Mary Jo’s response: Losing a parent, especially unexpectedly, can leave a grieving person in shock. Grief is different for each of us. The added financial burden of funeral expenses could be very stressful.

Your self-described dilemma involves a complicated situation. Let’s talk about moral choices first.

Very young children do the right thing because they’re afraid of punishment. They may become rigid believers in rules. Think of playing a game with a 10-year-old. The rules count.

Over time, child development theorists believe people learn to do the right thing because it is the right thing. The adage describing character as the behavior we exhibit when no one is looking – when we cannot get caught – supports this concept.

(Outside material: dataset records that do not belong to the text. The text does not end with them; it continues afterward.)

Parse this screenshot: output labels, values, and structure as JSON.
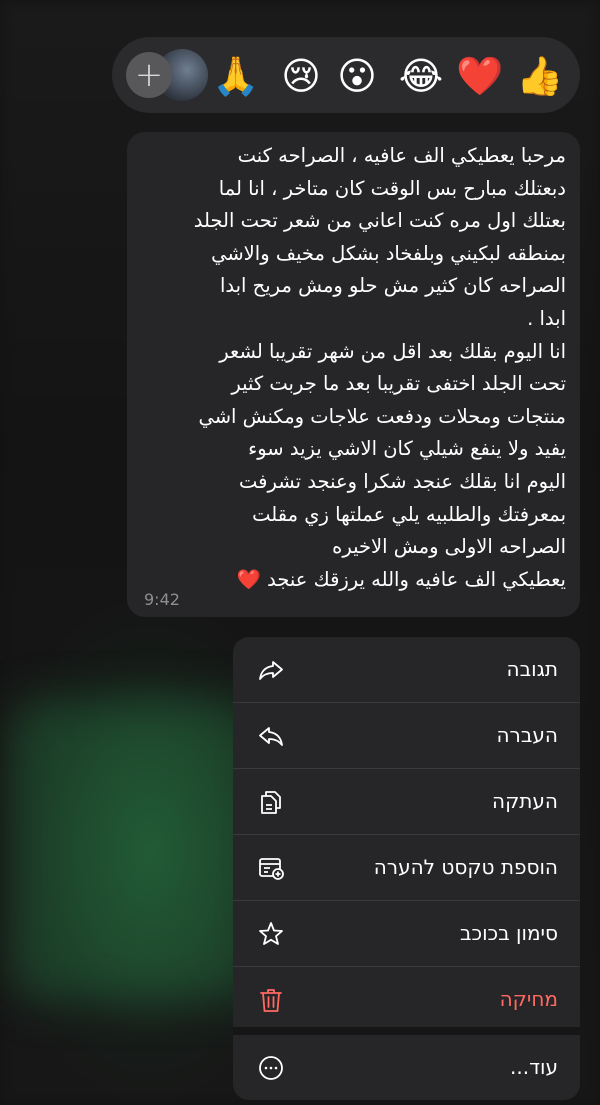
{
  "reactions": {
    "add_label": "+",
    "emojis": [
      "👍",
      "❤️",
      "😂",
      "😮",
      "😢",
      "🙏"
    ]
  },
  "message": {
    "text": "مرحبا يعطيكي الف عافيه ، الصراحه كنت\nدبعتلك مبارح بس الوقت كان متاخر ، انا لما\nبعتلك اول مره كنت اعاني من شعر تحت الجلد\nبمنطقه لبكيني وبلفخاد بشكل مخيف والاشي\nالصراحه كان كثير مش حلو ومش مريح ابدا\nابدا .\nانا اليوم بقلك بعد اقل من شهر تقريبا لشعر\nتحت الجلد اختفى تقريبا بعد ما جربت كثير\nمنتجات ومحلات ودفعت علاجات ومكنش اشي\nيفيد ولا ينفع شيلي كان الاشي يزيد سوء\nاليوم انا بقلك عنجد شكرا وعنجد تشرفت\nبمعرفتك والطلبيه يلي عملتها زي مقلت\nالصراحه الاولى ومش الاخيره\nيعطيكي الف عافيه والله يرزقك عنجد ❤️",
    "time": "9:42"
  },
  "menu": {
    "items": [
      {
        "label": "תגובה",
        "icon": "reply-icon"
      },
      {
        "label": "העברה",
        "icon": "forward-icon"
      },
      {
        "label": "העתקה",
        "icon": "copy-icon"
      },
      {
        "label": "הוספת טקסט להערה",
        "icon": "add-note-icon"
      },
      {
        "label": "סימון בכוכב",
        "icon": "star-icon"
      },
      {
        "label": "מחיקה",
        "icon": "trash-icon"
      },
      {
        "label": "עוד...",
        "icon": "more-icon"
      }
    ],
    "danger_color": "#ff6961"
  }
}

As we mature, we often find our moral choices are more gray than black and white. It may be challenging to clearly know the right thing, particularly in an area where we may not have full information.

Your suspicion may be correct. Your friend may have used some of the money to buy a car. You aren’t privy to that information, however. Your assumption may not be accurate. You say many thousands of dollars were raised, but you don’t know how much was spent on the funeral. Many thousands are needed for burials and other funeral expenses.

I don’t feel you have an obligation to post about a possible misuse of funds. Most crowdfunding donors realize they will not control the funds once the donation is sent, nor can the money be returned. It’s impossible for you to know how those donors would feel if some of their dollars were used to support your friend. I’ve personally run two crowdfunding campaigns for former students when they lost a parent abruptly. In both cases, I can attest every dollar was spent on the funerals; I also wouldn’t mind if my personal donation went to something the grieving student needed, like a car to provide transportation.

Ultimately, your moral choices are personal. Weigh information with intent, considering carefully how much your friend’s experience is your business. If this moral challenge haunts you, I suggest you speak directly to your friend. Be cautious and respectful. Your friend needs your support, not your criticism.

Peer Educator response: We all were troubled by this question. On one hand, we hear you and get your dilemma. On the other hand, there’s so much you don’t know. What if the car belonged to the deceased parent and is now your friend’s car?

While it’s not OK to use the funds for more than funeral expenses, we can understand why your friend might do so. We don’t think your friend was trying to do the wrong thing. Maybe grief clouded your friend’s reasoning. Maybe the funeral expenses were so high, all the thousands raised on the site were used. It costs a lot to take care of a loved one’s funeral. We think donated funds should be used on the funeral first, but afterward, the money could be used for something the family needs.

We concluded we would not post anything on the site. We weren’t definite about speaking to your friend but would think long and hard before doing it. Grief is tough enough.